Historically, the purpose of school has been two-fold: socialization and academic training. These purposes are intertwined, and when both are interrupted by the social problems of our society (e.g., the 1999 massacre at Columbine High School in Littleton, Colorado; peer conflict; peer pressure; negative labeling of children with special needs), it is understandable that parents, out of love for their children, will take a “road less traveled.” It seems logical that, when the community is deteriorating, the greatest foundation parents can give their children is the safety of home (item 39), the unity of the family (items 38, 43, 56), the security of traditional values and morals (items 44, 45, 46), and a solid academic background that will help them grow and stretch intellectually (items 6, 32, 34–36). In this way, children can grow and develop at home, unencumbered by concerns, such as safety and emotional security, found at the base of Maslow’s hierarchy—but instead, are free to explore who they are, expand their intellectual development, and develop their skills to the fullest so as to have more to bring to society during their adult years.
Recommendations for Further Research
Continued research in school reform is recommended to explore ways to ensure that all families, regardless of income levels, have equal access to equitable educational settings.
Additional studies are recommended regarding the role of fear and violence in the public school, and safety issues to and from the public school, to help make the public more aware of our children’s safety needs and to encourage constructive action. Exploration of how society can combat root problems (as opposed to combating surface problems), such as family and community fragmentation; communication difficulties; language barriers; cultural barriers; and social, emotional, psychological, and spiritual distresses; are essential to the next generation’s survival.

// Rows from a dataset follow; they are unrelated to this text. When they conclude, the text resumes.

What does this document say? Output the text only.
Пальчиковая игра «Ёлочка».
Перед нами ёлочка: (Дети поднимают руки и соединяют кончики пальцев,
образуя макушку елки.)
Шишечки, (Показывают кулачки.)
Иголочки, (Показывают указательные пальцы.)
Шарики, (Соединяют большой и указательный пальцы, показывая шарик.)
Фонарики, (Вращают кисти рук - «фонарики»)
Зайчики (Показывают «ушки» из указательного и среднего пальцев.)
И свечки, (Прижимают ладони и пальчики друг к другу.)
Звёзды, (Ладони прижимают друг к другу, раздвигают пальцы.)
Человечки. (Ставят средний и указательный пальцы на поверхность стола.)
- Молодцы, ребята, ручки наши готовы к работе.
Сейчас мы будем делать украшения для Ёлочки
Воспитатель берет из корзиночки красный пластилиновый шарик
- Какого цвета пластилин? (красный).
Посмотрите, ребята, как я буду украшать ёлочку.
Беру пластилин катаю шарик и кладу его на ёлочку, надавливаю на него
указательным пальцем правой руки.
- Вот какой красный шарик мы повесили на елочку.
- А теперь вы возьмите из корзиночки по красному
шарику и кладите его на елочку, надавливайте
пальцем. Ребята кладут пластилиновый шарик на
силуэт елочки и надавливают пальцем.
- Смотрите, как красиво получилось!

Furthermore, additional research on differentiated learning and how special needs are met in the traditional setting is needed. Exploration of an array of alternative educational options should be supported so as to provide maximum opportunity for children with exceptional needs as well as all student populations.
The merging of the child’s worlds (home and school) may be one of the most influential factors contributing to the child’s academic success in the homeschool setting. Studies ought to be conducted to control for this issue, because this may not be an issue we can duplicate in the traditional school setting, and it may be a factor that highly contributes to the current success of homeschooling.
A great deal of work in the political arena must take place to ensure that parents have a continued right to educate their children at home, including writing, educating, lobbying, and researching issues surrounding the homeschool movement. As Cizek and Ray (1995) aptly noted, “homeschool research is an ‘empirical cottage industry’” (p. 1) and many stones are left unturned.
NOTE: The ISP Community Home Education Program population has now become Orange County Charter School and has grown from an enrollment of 871 to over 1,500 students. Orange County Charter School, Orange County Department of Education, partners with Biola University’s Department of Education in ongoing research about homeschooling in Southern California.